Not remotely like the kids I went to school with.
Not remotely like me.
Of course, I saw what I wanted to see. The haze of adulthood had blinded me to the subtle cruelties of their world, it’s true, but part of it is that by spraying the pesticide of our anti-bullying campaigns on the landscape of schools, we have mutated the bullying, driven it further underground. Now, it reaches its tentacles into their facebook feeds, their texts, their e-mails. Now, your de rigueur smartphone means you get to carry your bullying with you, wherever you go. Now, wherever you go, you can feel small. You can feel awkward, less than, fat, ugly, gay, too stupid, too smart, too tall, too short, too poor, too dull, too slow.
|Teenage Portable Self-Hatred Device (TPSHD)|
With this device, you can constantly measure yourself against The Rules:
Don’t be fat.
Don’t be gay.
Don’t be ugly.
Don’t be weird.
Be smart, but not too smart.
Be knowledgeable about sex, but not slutty.
To the extent that you can, be white.
Those depressing rules have changed very little since I was trying to live by them, but what you might have figured out – what you figured out as a teenager, if you were lucky – is that only the very most boring person in the world could possibly follow all those rules at once. And the thing is, I wonder if the chinks in the wall are opening up, precisely because of that constant technological presence we adults like to decry. When you are plugged into the wider world – and yes, that wider world comes to you courtesy of your smartphone – then you become aware that the world is absolutely full of smart, fat gay people who are even occasionally slutty and are almost always the most interesting people at the party.
|I rest my case.|
You can glimpse other ways to be, ways that unexpectedly validate your own particular strange way of being.
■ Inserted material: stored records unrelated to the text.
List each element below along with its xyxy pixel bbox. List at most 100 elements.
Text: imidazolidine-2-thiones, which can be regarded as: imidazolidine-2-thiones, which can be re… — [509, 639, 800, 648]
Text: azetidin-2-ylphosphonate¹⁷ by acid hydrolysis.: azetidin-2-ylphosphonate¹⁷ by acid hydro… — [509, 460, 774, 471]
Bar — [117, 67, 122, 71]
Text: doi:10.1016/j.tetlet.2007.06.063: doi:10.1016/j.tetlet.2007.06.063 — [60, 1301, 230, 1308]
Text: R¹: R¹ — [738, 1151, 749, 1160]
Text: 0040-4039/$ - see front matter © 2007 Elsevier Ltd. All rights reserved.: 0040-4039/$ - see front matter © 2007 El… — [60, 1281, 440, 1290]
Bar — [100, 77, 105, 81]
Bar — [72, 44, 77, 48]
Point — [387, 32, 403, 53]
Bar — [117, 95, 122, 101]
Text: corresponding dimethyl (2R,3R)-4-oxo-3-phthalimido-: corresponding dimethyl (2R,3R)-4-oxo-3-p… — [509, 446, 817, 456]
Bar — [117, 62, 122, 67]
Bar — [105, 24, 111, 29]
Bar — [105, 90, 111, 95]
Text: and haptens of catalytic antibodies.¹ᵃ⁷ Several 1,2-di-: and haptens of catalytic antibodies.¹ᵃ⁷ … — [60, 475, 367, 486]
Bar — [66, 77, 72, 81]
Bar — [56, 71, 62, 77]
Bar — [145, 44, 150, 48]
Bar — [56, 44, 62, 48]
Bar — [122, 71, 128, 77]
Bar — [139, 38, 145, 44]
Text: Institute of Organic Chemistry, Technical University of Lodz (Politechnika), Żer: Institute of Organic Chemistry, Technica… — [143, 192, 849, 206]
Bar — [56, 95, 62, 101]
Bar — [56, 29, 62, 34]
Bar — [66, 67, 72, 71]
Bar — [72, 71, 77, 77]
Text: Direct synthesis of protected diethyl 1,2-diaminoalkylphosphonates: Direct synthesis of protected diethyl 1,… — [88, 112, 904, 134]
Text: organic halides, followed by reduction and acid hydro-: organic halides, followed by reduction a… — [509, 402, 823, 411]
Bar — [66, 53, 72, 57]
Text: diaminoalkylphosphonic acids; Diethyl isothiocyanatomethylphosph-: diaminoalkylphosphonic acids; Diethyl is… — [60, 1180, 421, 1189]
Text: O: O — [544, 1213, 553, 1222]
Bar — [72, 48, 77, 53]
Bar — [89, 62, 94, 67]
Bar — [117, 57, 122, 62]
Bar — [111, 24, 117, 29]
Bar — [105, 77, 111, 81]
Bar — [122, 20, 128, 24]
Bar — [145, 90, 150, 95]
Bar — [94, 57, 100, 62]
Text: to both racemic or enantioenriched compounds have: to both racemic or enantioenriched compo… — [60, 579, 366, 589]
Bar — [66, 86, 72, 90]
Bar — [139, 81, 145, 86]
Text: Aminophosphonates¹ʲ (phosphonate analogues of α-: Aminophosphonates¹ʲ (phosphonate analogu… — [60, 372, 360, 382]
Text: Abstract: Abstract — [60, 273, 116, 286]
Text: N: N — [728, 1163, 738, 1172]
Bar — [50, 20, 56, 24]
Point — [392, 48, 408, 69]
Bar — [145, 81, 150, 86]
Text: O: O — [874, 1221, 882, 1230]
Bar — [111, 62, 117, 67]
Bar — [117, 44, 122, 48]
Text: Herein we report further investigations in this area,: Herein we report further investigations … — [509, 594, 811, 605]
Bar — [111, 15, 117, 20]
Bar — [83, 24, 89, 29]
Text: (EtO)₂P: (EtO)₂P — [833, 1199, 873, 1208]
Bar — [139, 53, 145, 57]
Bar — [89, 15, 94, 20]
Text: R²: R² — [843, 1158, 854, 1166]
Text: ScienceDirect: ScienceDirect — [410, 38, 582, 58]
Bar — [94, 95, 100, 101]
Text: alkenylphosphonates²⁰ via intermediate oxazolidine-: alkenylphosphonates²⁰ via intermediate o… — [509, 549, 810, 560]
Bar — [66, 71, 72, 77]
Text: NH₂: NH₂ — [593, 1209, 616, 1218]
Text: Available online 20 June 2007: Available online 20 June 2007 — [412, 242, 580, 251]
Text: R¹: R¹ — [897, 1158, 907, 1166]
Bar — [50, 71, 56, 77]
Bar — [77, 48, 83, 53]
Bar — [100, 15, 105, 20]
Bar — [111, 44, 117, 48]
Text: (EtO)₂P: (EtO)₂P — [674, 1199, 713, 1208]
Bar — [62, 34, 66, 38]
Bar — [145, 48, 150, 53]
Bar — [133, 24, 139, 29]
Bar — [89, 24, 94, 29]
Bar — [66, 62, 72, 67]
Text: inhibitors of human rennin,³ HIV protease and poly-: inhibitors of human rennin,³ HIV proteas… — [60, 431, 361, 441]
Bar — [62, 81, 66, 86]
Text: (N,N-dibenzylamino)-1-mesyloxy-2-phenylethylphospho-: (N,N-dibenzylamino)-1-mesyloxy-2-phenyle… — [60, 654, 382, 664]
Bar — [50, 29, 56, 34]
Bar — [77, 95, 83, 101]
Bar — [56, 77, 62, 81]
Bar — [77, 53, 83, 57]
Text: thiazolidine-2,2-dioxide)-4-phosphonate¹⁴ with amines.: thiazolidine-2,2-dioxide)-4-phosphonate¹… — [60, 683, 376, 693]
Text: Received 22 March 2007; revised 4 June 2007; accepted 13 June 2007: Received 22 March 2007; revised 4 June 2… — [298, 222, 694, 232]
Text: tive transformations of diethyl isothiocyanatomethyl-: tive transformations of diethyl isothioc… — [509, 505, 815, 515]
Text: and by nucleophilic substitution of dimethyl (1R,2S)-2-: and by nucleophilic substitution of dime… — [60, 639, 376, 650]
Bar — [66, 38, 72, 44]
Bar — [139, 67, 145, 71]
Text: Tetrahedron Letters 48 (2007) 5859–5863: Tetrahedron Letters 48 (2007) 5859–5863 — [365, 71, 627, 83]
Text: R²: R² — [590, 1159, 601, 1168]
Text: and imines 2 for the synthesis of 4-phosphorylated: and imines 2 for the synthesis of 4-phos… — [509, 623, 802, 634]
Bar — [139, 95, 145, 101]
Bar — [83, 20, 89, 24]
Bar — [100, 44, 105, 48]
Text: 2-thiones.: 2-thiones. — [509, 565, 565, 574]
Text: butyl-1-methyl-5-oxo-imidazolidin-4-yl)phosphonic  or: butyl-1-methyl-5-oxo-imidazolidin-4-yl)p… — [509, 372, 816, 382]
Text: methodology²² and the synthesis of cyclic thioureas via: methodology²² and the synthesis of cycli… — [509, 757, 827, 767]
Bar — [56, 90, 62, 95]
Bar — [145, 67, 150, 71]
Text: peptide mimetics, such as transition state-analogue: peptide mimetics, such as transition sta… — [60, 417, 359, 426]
If technology is a window that lets in danger, it also brings us news of the outside. All dictators know that technology is the enemy, whether that dictator is Hosni Mubarak or the bitchy girl in fifth period, because all dictators are the same. And all victory is the same too, and it all looks like openness.
But back to those second-graders.
At one point when I was in the middle of explaining exactly how Tourette’s Syndrome works, neurologically speaking, the school counselor drew one of the little girls onto her lap and gently stopped her from pulling on her Velcro sneakers. Snap-snap-snap that Velcro had been going, for five freaking minutes. The counselor stilled her with a hand.
“We all do little things like that, don’t we?” she asked. “We might tap a pencil, or wiggle our foot. But I can ask you to stop, and you can. We don’t ask someone with Tourette’s to stop, because they can’t, and because it might embarrass them.”
They nodded solemnly. Embarrassment was something they all understood.
“Sometimes we might fidget like that because we’re tired, or because we’re nervous. Or sometimes we might fidget if we’re a little bit bored,” she continued.
The young boy sitting nearest me glanced my way in covert horror. “I wouldn’t say we’re bored,” he said. He turned to me. “This is all really interesting,” he said stoutly. Belatedly, his classmates caught the hint and nodded, some more convincingly than others.
I expect that kid will become a better liar with time. But a kid who would worry about a grown-up’s feelings is also a kid who is not going to make my kid feel like a freak on the playground – or anyone else’s kids, for that matter. So maybe this is what progress looks like: one kid at a time.